1.85 "Tris Know-how" shall meanany and all unpatented formulae, processes, trade secrets, technologies and know-how including Inventions, whether or not patentable, including, without limitation, synthesis, preparation, recovery and purification processes and techniques, control methods and assays, chemical data, toxicological, and pharmacological data and techniques, clinical data, medical uses, forms, formulations and specifications, and which: (i) relates to the Tris Platform Technology; and (ii) are useful or necessary for the development, manufacture, use, offer for sale or sale of the Product in the Territory; and in each case, which Tris owns or controls on the Effective Date or during the Term.
1.86 "Tris Marks" shall have the meaning assigned to such term in Section 7.3.
1.87 "Tris Patent Rights" shall mean all patents (including, without limitation, all reissues, extensions, substitutions, re-registrations, re-examinations, re-validations, supplementary protection certificates and patents of addition and patents issued after the Effective Date but during the Term) and patent applications (including, without limitation, all provisional applications, continuations, continuations-in-part and divisions) including those Tris Patent Rights set forth onExhibit 1.86, as the same may be modified, in writing, from time to time by Tris, and which: (i) claim or otherwise cover the Tris Platform Technology, including any patented Inventions relating thereto; and (ii) are useful or necessary for the development, manufacture, use, offer for sale or sale of the Product in the Territory; and in each case, which Tris owns or controls on the Effective Date or during the Term.
1.88"Tris Platform Technology" shall mean the Subsequent Platform Technology and/or the Initial Platform Technology.

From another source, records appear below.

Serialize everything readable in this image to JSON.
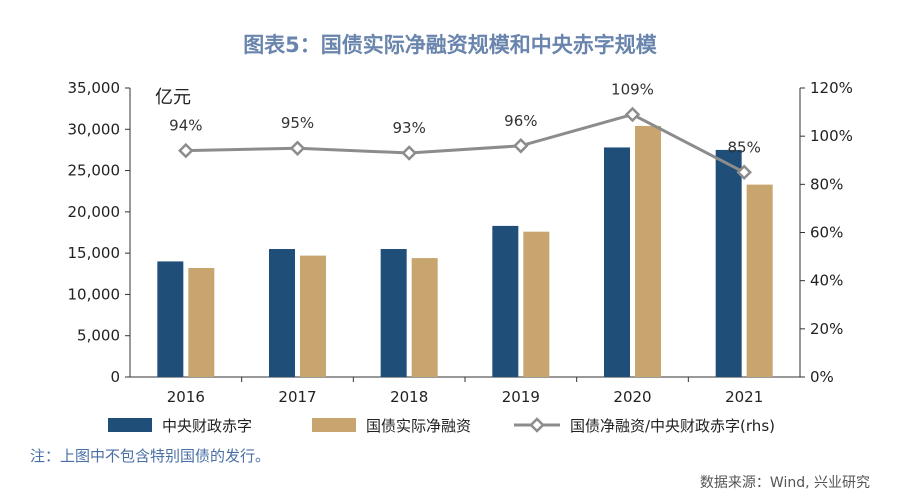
{
  "chart_data": {
    "type": "bar",
    "title": "图表5：国债实际净融资规模和中央赤字规模",
    "y_unit": "亿元",
    "categories": [
      "2016",
      "2017",
      "2018",
      "2019",
      "2020",
      "2021"
    ],
    "series": [
      {
        "name": "中央财政赤字",
        "type": "bar",
        "axis": "left",
        "color": "#1f4e79",
        "values": [
          14000,
          15500,
          15500,
          18300,
          27800,
          27500
        ]
      },
      {
        "name": "国债实际净融资",
        "type": "bar",
        "axis": "left",
        "color": "#c8a46e",
        "values": [
          13200,
          14700,
          14400,
          17600,
          30400,
          23300
        ]
      },
      {
        "name": "国债净融资/中央财政赤字(rhs)",
        "type": "line",
        "axis": "right",
        "color": "#8c8c8c",
        "values": [
          0.94,
          0.95,
          0.93,
          0.96,
          1.09,
          0.85
        ],
        "labels": [
          "94%",
          "95%",
          "93%",
          "96%",
          "109%",
          "85%"
        ]
      }
    ],
    "y_left": {
      "min": 0,
      "max": 35000,
      "ticks": [
        "0",
        "5,000",
        "10,000",
        "15,000",
        "20,000",
        "25,000",
        "30,000",
        "35,000"
      ]
    },
    "y_right": {
      "min": 0,
      "max": 1.2,
      "ticks": [
        "0%",
        "20%",
        "40%",
        "60%",
        "80%",
        "100%",
        "120%"
      ]
    },
    "legend_position": "bottom"
  },
  "colors": {
    "title": "#6a85ad",
    "note": "#4a6fa5",
    "axis": "#333333"
  },
  "note": "注：上图中不包含特别国债的发行。",
  "source": "数据来源：Wind, 兴业研究"
}
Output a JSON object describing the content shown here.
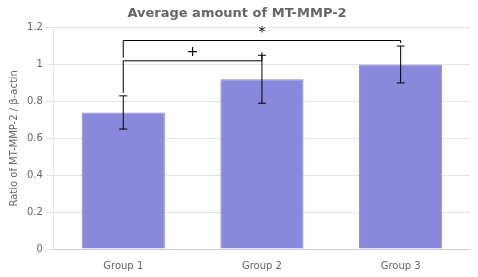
{
  "chart_data": {
    "type": "bar",
    "title": "Average amount of MT-MMP-2",
    "ylabel": "Ratio of MT-MMP-2 / β-actin",
    "categories": [
      "Group 1",
      "Group 2",
      "Group 3"
    ],
    "values": [
      0.74,
      0.92,
      1.0
    ],
    "errors": [
      0.09,
      0.13,
      0.1
    ],
    "color": "#8888dd",
    "ylim": [
      0,
      1.2
    ],
    "yticks": [
      0,
      0.2,
      0.4,
      0.6,
      0.8,
      1.0,
      1.2
    ],
    "grid": true,
    "annotations": [
      {
        "text": "+",
        "from": "Group 1",
        "to": "Group 2",
        "y": 1.02
      },
      {
        "text": "*",
        "from": "Group 1",
        "to": "Group 3",
        "y": 1.13
      }
    ]
  }
}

1.89"Tris Second Manufacturing Site" means a site operated by Tris which is physically separate and regulated by the FDA separately from the primary facility which is being utilized by Tris for the manufacture of the Products (or Anti-caking Complex) hereunder which maintains operational resources (including without limitation all machinery and equipment) to manufacture the Products and the Anti-caking Complex.
1.90 "Tris Technology"shall mean the Tris Patent Rights and Tris Know-how.

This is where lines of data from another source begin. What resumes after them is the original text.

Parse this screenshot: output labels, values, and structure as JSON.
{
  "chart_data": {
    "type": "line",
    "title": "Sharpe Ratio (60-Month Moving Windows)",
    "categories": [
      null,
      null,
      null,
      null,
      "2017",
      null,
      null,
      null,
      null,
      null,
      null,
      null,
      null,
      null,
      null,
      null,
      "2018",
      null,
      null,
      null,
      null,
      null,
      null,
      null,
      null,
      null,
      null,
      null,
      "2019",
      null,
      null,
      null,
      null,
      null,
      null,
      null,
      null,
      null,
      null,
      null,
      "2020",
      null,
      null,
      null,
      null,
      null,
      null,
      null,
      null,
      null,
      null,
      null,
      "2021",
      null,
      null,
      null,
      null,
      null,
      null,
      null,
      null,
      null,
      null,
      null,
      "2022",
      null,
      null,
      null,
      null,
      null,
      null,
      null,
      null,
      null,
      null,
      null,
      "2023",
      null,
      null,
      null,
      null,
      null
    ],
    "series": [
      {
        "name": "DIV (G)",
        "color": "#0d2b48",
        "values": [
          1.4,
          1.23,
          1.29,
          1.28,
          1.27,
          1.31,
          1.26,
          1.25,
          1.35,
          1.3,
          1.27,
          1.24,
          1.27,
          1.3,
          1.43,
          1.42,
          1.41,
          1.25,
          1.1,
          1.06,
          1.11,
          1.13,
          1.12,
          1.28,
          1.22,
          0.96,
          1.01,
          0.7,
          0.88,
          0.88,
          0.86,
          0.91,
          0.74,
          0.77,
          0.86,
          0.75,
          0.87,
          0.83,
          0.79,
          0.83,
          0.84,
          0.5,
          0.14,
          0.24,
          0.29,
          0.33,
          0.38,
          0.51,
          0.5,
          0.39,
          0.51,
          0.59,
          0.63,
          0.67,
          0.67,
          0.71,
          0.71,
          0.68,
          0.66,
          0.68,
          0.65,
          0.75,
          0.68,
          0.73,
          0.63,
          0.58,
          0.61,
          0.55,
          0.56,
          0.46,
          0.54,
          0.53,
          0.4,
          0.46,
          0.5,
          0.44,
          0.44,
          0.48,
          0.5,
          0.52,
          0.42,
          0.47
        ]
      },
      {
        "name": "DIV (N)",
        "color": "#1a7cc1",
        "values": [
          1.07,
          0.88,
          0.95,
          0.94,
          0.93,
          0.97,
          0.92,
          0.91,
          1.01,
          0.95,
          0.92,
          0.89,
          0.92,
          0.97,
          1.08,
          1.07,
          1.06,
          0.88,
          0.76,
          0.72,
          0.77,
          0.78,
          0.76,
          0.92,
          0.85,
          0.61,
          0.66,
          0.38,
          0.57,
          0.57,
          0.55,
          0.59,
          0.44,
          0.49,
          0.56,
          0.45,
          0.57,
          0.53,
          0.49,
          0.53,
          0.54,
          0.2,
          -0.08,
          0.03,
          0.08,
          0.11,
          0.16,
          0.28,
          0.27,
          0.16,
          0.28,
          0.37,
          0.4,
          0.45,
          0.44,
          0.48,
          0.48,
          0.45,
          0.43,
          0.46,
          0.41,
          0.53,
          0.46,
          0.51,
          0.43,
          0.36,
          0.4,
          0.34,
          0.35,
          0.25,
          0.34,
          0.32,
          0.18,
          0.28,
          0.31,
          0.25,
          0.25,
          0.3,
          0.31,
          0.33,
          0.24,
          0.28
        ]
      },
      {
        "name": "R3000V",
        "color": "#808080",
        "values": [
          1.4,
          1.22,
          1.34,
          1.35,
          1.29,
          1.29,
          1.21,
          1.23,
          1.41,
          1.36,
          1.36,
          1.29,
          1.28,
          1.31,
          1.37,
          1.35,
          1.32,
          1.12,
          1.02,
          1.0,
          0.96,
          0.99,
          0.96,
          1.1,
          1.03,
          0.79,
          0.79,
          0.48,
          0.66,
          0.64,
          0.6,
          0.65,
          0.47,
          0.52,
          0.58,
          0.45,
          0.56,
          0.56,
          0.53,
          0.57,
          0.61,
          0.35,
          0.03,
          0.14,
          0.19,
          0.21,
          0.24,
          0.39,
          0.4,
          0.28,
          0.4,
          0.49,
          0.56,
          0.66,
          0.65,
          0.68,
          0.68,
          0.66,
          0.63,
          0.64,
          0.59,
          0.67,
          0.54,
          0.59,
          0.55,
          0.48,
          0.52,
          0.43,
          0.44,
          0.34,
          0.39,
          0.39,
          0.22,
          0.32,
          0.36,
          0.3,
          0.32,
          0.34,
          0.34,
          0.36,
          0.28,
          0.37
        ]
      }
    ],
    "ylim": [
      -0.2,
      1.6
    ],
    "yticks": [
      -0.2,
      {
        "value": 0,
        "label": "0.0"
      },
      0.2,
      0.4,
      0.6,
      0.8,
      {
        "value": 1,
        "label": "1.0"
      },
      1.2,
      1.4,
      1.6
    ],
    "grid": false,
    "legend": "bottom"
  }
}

1.91 "United States" or "U.S." shall mean The United States of America, including its possessions, territories and commonwealths.
1.92 "Valid Claim" shall mean a claim of an issued patent or pending patent applications contained in the Tris Patent Rights covering Product that has not (a) expired or been canceled, (b) been declared invalid or unenforceable by a decision of a court or other appropriate body of competent jurisdiction, from which no appeal is or can be taken, (c) been admitted to be invalid or unenforceable through reissue, disclaimer or otherwise or (d) been abandoned, disclaimed or dedicated to the public.
1.93 "Validation Batches" shall mean batches of the Product that are produced to confirm reproducibility of manufacturing process in a form as required to support the validation of commercial supply with the applicable Regulatory Authorities.